C'est le mouvement des sans-papiers, qui, pris dans la dynamique des grèves de 1995, a permis de mettre en avant le lien fort existant entre l'atteinte à la dignité des étrangers et la régression sociale générale due à l'hégémonie libérale. "En prenant ouvertement la défense du "clandestin", victime expiatoire d'un système qui tend à instaurer la précarisation généralisée, et, surtout, en établissant un lien explicite entre, d'une part, le respect de la citoyenneté et des droits de l'Homme et, d'autre part, la garantie du droit au travail et à la protection sociale, ce mouvement, aura en effet permis à de nouveaux modes de résistance au libéralisme de se structurer" (p.14). Au nom de cette résistance, les membres de la Fondation Copernic proposent toute une série de principes pour une politique réaliste et progressiste de l'immigration.

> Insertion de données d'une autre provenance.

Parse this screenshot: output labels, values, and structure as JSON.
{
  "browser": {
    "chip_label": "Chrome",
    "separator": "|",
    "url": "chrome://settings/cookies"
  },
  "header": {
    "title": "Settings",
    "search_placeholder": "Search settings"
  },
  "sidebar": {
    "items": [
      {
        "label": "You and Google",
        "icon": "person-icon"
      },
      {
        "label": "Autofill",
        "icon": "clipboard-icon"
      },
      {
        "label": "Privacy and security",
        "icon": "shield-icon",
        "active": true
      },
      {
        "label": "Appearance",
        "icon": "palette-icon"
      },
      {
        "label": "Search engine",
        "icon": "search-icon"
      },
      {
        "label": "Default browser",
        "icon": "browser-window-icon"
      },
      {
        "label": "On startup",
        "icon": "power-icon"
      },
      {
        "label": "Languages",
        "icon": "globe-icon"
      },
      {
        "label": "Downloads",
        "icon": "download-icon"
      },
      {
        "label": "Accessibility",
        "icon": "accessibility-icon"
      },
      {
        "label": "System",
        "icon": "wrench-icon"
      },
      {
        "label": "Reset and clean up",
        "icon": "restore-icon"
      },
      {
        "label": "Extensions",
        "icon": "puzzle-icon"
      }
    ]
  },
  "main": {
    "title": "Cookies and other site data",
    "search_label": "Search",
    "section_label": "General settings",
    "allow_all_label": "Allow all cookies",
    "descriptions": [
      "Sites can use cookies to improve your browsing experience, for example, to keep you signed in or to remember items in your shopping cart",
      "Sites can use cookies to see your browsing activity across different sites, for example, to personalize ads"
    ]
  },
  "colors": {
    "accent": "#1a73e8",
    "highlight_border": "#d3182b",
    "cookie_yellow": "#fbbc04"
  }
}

Sortir de la logique libérale et de ses effets destructeurs implique qu'on en finisse avec une conception utilitariste de l'immigration, encore remise au goût du jour dernièrement par les discours concernant la nécessité de l'ouverture des frontières aux étrangers qualifiés. Les pouvoirs publics doivent légiférer pour mettre en œuvre une véritable égalité des droits sans considération de nationalité : supprimer la double-peine, lutter contre la discrimination à l'embauche, rétablir le droit du sol automatique à la naissance, permettre une naturalisation sur simple demande après une certaine durée de séjour régulier, ouvrir les emplois de la fonction publique fermés aux étrangers, instaurer le droit de vote et l'éligibilité des étrangers à toutes les élections..... Enfin, réactiver le principe de la liberté de circulation des personnes énoncé dans l'article 13 de la Déclaration Universelle des droits de l'Homme -"Toute personne a le droit de quitter tout pays, y compris le sien, et de revenir dans son pays"- serait une immense avancée.